What you aren’t prepared for, after the initial wave of culture shock has subsided and you have begun to settle down in Japan, is how much you become like the people who stare at you in this most homogenous of lands.
The kanji (Chinese characters) that make up all the signs seem less intimidating, even if they make no more sense. The strange game boy like pop music that erupts at midday from speakers littered across town no longer makes you feel like you’re about to run head first into a Pokémon and you’ve even stopped converting yen into pounds. But what you’re not prepared for is that you will begin to stare too. Not at the odd intricacies of life in the far east of which there are plenty, not at the random items of food you cannot even begin to identify, but at something quite similar to yourself; the other foreigners.
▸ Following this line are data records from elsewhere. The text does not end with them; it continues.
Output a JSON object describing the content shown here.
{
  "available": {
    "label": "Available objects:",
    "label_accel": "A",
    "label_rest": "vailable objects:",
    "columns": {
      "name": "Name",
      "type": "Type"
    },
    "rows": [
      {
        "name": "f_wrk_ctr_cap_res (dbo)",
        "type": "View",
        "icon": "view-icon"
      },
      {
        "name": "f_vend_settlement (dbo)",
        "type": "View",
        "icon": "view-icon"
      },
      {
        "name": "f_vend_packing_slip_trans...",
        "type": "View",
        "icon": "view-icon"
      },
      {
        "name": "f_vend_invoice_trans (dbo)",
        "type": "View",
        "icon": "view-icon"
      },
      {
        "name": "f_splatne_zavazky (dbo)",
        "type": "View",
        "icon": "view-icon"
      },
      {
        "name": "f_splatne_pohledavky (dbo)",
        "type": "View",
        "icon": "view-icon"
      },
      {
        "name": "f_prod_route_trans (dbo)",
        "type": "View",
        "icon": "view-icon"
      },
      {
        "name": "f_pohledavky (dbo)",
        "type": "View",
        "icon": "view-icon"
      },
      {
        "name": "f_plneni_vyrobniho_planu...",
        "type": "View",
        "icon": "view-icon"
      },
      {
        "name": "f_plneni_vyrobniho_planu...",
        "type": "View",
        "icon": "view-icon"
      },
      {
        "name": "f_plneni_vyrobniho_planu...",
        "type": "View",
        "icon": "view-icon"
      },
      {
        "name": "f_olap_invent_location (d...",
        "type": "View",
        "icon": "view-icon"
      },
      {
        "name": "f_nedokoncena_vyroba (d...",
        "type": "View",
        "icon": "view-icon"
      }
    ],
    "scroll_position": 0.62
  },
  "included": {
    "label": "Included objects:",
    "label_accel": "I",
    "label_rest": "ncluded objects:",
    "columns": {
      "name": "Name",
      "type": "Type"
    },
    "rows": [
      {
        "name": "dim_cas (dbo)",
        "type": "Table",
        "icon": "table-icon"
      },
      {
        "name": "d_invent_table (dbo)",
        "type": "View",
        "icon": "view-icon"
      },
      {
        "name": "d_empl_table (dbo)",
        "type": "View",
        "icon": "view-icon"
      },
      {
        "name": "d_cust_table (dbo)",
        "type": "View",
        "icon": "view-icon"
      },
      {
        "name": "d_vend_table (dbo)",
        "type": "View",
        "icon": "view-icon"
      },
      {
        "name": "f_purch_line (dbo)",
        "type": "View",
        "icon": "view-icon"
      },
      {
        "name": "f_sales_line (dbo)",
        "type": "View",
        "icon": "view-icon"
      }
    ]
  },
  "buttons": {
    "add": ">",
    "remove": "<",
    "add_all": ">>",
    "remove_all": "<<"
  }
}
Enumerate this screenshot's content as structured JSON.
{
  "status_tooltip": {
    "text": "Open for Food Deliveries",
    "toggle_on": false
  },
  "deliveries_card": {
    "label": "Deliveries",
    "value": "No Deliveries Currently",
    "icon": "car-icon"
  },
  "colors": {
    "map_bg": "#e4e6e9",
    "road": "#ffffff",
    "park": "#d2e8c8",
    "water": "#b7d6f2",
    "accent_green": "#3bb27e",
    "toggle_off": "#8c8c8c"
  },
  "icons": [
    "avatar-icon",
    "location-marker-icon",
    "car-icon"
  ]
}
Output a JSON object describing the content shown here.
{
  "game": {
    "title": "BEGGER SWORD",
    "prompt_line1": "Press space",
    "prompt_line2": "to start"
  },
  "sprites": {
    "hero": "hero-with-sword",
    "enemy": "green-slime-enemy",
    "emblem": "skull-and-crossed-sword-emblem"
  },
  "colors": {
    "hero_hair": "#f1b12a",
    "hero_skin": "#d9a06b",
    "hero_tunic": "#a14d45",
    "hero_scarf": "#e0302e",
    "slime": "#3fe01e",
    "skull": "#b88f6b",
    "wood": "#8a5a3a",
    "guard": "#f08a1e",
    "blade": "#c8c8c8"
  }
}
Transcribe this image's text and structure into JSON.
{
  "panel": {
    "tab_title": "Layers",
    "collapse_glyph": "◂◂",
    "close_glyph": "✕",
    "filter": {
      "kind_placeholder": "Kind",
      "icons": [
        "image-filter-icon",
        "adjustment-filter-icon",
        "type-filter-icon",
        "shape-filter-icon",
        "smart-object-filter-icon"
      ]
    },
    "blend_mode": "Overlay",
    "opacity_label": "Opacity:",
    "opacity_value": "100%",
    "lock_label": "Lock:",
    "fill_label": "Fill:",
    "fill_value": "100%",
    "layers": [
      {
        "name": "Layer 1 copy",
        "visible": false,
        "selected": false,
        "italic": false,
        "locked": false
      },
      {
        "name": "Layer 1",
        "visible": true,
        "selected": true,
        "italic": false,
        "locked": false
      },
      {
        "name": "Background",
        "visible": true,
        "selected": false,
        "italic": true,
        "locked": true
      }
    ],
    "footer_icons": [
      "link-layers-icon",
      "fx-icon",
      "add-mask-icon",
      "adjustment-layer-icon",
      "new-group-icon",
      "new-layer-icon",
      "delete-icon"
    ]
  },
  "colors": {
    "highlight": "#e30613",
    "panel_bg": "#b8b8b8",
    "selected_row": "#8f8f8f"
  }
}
First you become more immune to the occasional whispering of (or downright yelling), ‘Gaijin da!’ Which can be translated roughly as, ‘Holy crap! Look, look, it’s a foreigner!’ However, the far, far more regular occurrence is staring. People in passing cars, folks in the supermarket, everyone in whatever bar you’ve just walked into will stare at you, or perform what they consider to be a surreptitious glance.
Then it happens to you. Walking along the street, minding your own business until another foreigner rolls into view and you find yourself doing pretty much everything other than shouting, ‘Gaijin da!’ It’s awkward for both of you really, because you’re both attempting the same surreptitious glance.
Still just occasionally this sense of shock that one’s own pale skin can induce in others has its perks. I had just finished teaching a lesson when the mother of one my students took her other kid, a one-year-old boy, of off her little backpack contraption as he was crying his eyes out. Once she had laid him down for only an instant on the desk to fix his little jumpsuit thing he stopped crying immediately. His eyes were wide, quite bewildered and fixed firmly upon me. I smiled and looked back, ‘Gaijin da.’ I said.
LOL. Awww this was cute!
Children staring at you is one of the funniest things out here. You’ll be sat on a train and a kid will spot you and just go strangely silent all of a sudden. The look on his facing clearing saying, ‘What the hell is that?!’ What’s wrong with his skin?!’
LOL!
I love the perplexing yet completely innocent paradox of “Ah! gaijin yan!!!”
It literally makes as much sense as being like “Hey! Look at that you’re wearing a white tee shirt!!”
Had it the other day in the carpark of a supermarket, an old guy just stared at me as we both walked to the entrance. Eventually he asked, ‘anata wa gaijin desu ka’ I replied, ‘hai, nihonjin desu ka’ and he looked at me in total surprise. I thought, yep, now you know how stupid your question sounded.
Dear Matt,
Could you please tell me what the hell we’re doing in Japan?
PS- Hanshin Tigers rule!!
I don’t know about you, I’m pretty sure I’m here for the okonomiyaki….
p.s. The Carp suck, but I love them all the more for it.
Bout the same in China. Stares. Every other bairen (gaijin) thinks you’re his best friend and feels free to tell you all their views on Politics or whatever philosophy he’s come up with. And that other bairen is probably a weirdo.
Can’t say I’ve come across it in that regard, at least locally. Perhaps it’s more of an issue in major tourist areas though.